28 views (last 30 days)
Thomas Debaucheron on 14 Jul 2024 at 13:55
I want to get an approximation of a noisy signal's second derivative through the use of a Savitzky-Golay differentation matrix. The final goal is to (1) smooth out and (2) drastically downsample the initial signal without losing information. I was inspired for this idea by Jan's post on https://nl.mathworks.com/matlabcentral/answers/1454924-downsample-data-adapively-intelligently where they used the gradient function to determine where the represented data has the strongest curvature and hence where it needs the most points.
The result is pretty much what I hoped for except for the edges of my domain where absent data is assumed to be zero which creates strong gradients across the width of the filter.

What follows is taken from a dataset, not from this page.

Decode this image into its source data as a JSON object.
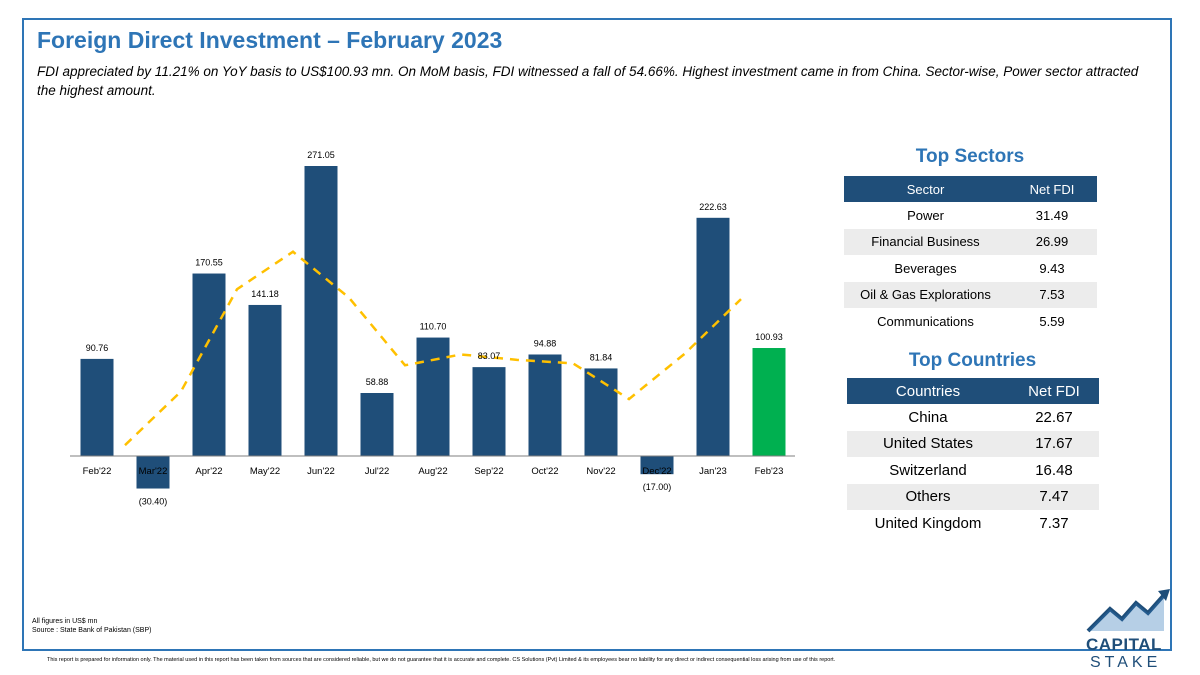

This issue is not as impactful on the smoothing as it is on the derivation. In fact, function sgolayfilt satisfyingly corrects the edge effect from the straight up use of sgolay as explained in this https://nl.mathworks.com/help/signal/ref/sgolayfilt.html thread.
Then my problem is: how can I similarly resolve this effect on the approximated second derivative? I tried looking into the theory of this but it confuses me a little.
My current solution to the limitations of this filter was to equate the estimated derivative on these data points close to the edges to the closest value I was able to estimate properly. Here is the code I came up with so far:
%sgFilter - Adaptative downsampling using a Savitzky-Golay filter
%
% This MATLAB function uses a Savitzky-Golay differentiation filter in
% order to successively smooth out a signal x(t) and reduce its sample
% size down to n datapoints. An estimate of the 2nd derivative through
% the lens of the filter allows to map out the curvature of the signal
% without concern for the noise and helps identify hotspots needed for
% the accurate representation of the signal after downsampling.
%
% y filtered signal
% y(idx) filtered and sampled signal
% . . . .
% dt uniform step size
% order polynomial regression order
% window filter band width
%
% [y, idx] = sgFilter(x, dt, order, window, n)
function [y, idx] = sgFilter(x, dt, order, window, n)
% -----------------------------------------------------------------------
% Savitzky-Golay differentiation matrices
[b, g] = sgolay(order, window);
m = (window - 1)/2;
% -----------------------------------------------------------------------
% p-th order derivative estimates, i.e. 0: smooth and 2: 2nd derivative
dx = zeros(length(x), 2);
i = 0;
for p = [0, 2]
i = i + 1;
dx(:,i) = conv(x, factorial(p)/(-dt)^p * g(:, p + 1), 'same');
end
% -----------------------------------------------------------------------
% Correction of the edge effect on smoothing
y = dx(:, 1); % Smoothed signal
y(1:m) = b(1:m, :)*x(1:window);
y(end - m + 1:end) = b(window - m + 1:window, :)*x(end - window + 1:end);
dy = dx(:, 2); % Smoothed signal's derivative
dy(1:m) = dy(m + 1);
dy(end - m + 1:end) = dy(end - m);
% -----------------------------------------------------------------------
% Adaptative downsampling, inspired from Jan at <https://nl.mathworks.com
% (17th May 2024).
if nargout > 1
sy = cumsum(abs(dy));
sy = sy + linspace(0, max(sy)/100, numel(sy)).'; % Monotonic increasing
idx = interp1(sy, 1:numel(sy), linspace(sy(1), sy(end), n), 'nearest');
end
And following is a test script I created with this function and the associated result:
% -------------------------------------------------------------------------
% One should note that the success of this method is very dependent on the
% choice of polynomial regression order and window band width. In the
% particular case of periodic signals, the window should be wide enough to
% encompass periods with corresponding polynomial behaviour---e.g. a full
% sin(x) rotation from x to x + 2*pi cannot be represented accurately by a
% polynome of lower degree than 3, nor will it always be advantageous to
% have a degree higher than 3 due to Runge's phenomenon. On this note, one
% should be conscious of the size of the window relative to the overall
% behaviour of the signal.
% -------------------------------------------------------------------------
dt = 0.05;
t = (0:dt:20-1)';
order = 3;
window = 51;
x = 5*sin(2*pi*0.2*t)+0.5*randn(size(t));
[y, idx] = sgFilter(x, dt, order, window, 60);
plot(t, x, '-k')
hold on
plot(t, y, '-r')
plot(t(idx), y(idx), 'ro')
hold off
legend('x','x (smoothed)','x (sampled)')
As you can see, the current band width of the filter is approximately 2.5 long on the horizontal axis and half of that window is impacted by the edge effect with an overrepresentation close to t = 0 and an underrepresentation on the other end.